Rus füzelerinin Kıbrıs Rum Kesimi'ne verilmesinin dahi arkasında ABD'nin yaktığı yeşil ışığın bulunduğunu sezmemek için, çok saf olmak gerekir.
Türkiye, Kıbrıs ya da bir başka bağlamda batıyla olan kanallarını tıkayacak infilaklardan kaçınmaya özen göstermeli.
Kıbrıs'ı öfkeli demeçler ve gövde gösterileriyle değil, akılla bir çözüme ulaştırabiliriz.
Kıbrıs'ta ayranı kabaranların kayıkçı kasırgası görüntüleri veren politikaları yanlıştır.
Kendi yararını bilmeyen ve düşman rolünü benimseyen Yunanistan'a karşı, kendi çıkarının çağdaş, laik ve demokrat Türkiye'yi desteklemek olduğunun bilincindeki İsrail dışlanmasa...
Türkiye, dünyada kendisine kapalı gibi görünen kapıların aralandığını görecektir.

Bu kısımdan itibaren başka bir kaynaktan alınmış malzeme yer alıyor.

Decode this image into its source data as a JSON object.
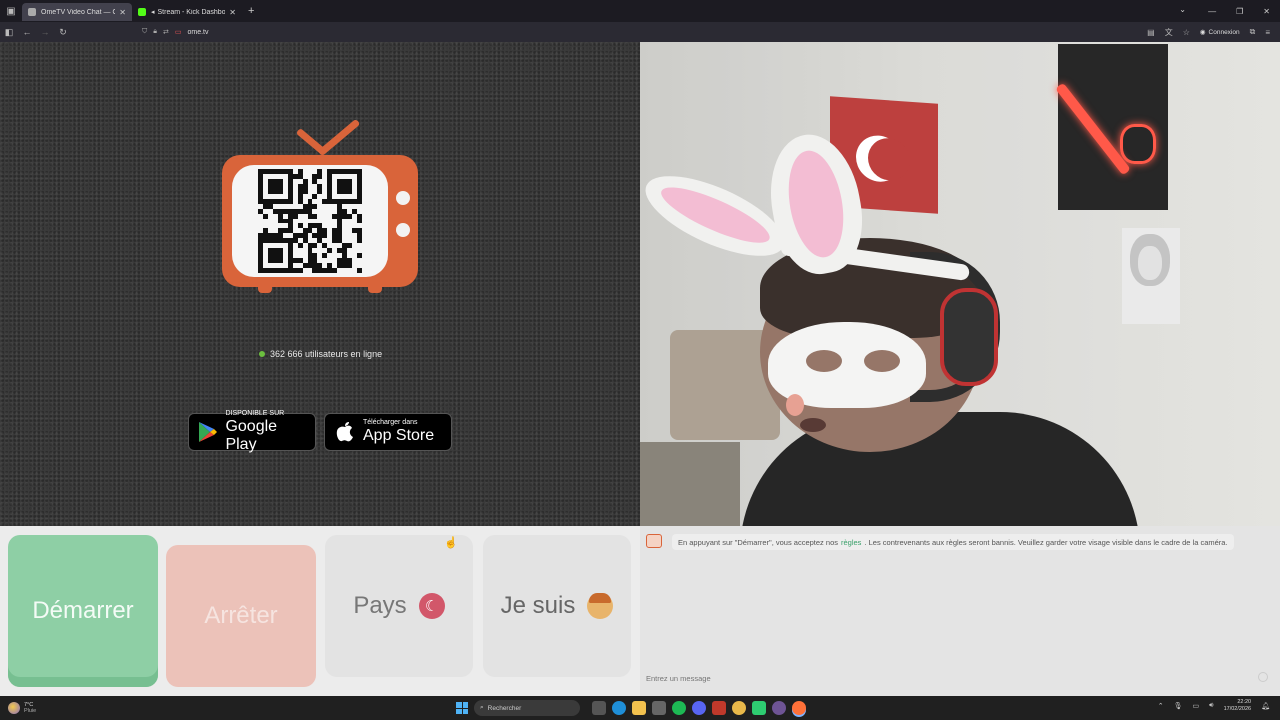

Eğer bu akılcı politikayı, karşılıklı atılacak önemli ve birbirini izleyen tutarlı adımlarla sürdürebilirse, kapılar giderek açık konuma da gelebilir.
ABD'nin ve İsrail'in Erbakan yönetimine karşı bir ön yargısı yok.
Ama kuşkularının olduğu...
Ve bu kuşkuların Ankara'da beslenmediği söylenemez.
Ayrıca...
Türkiye de, en az İsrail kadar... Ya da Yunanistan'a önerdiği kadar bencil dışpolitika uygulayabilse, sorunlarımız bu denli yoğunlaşmazdı.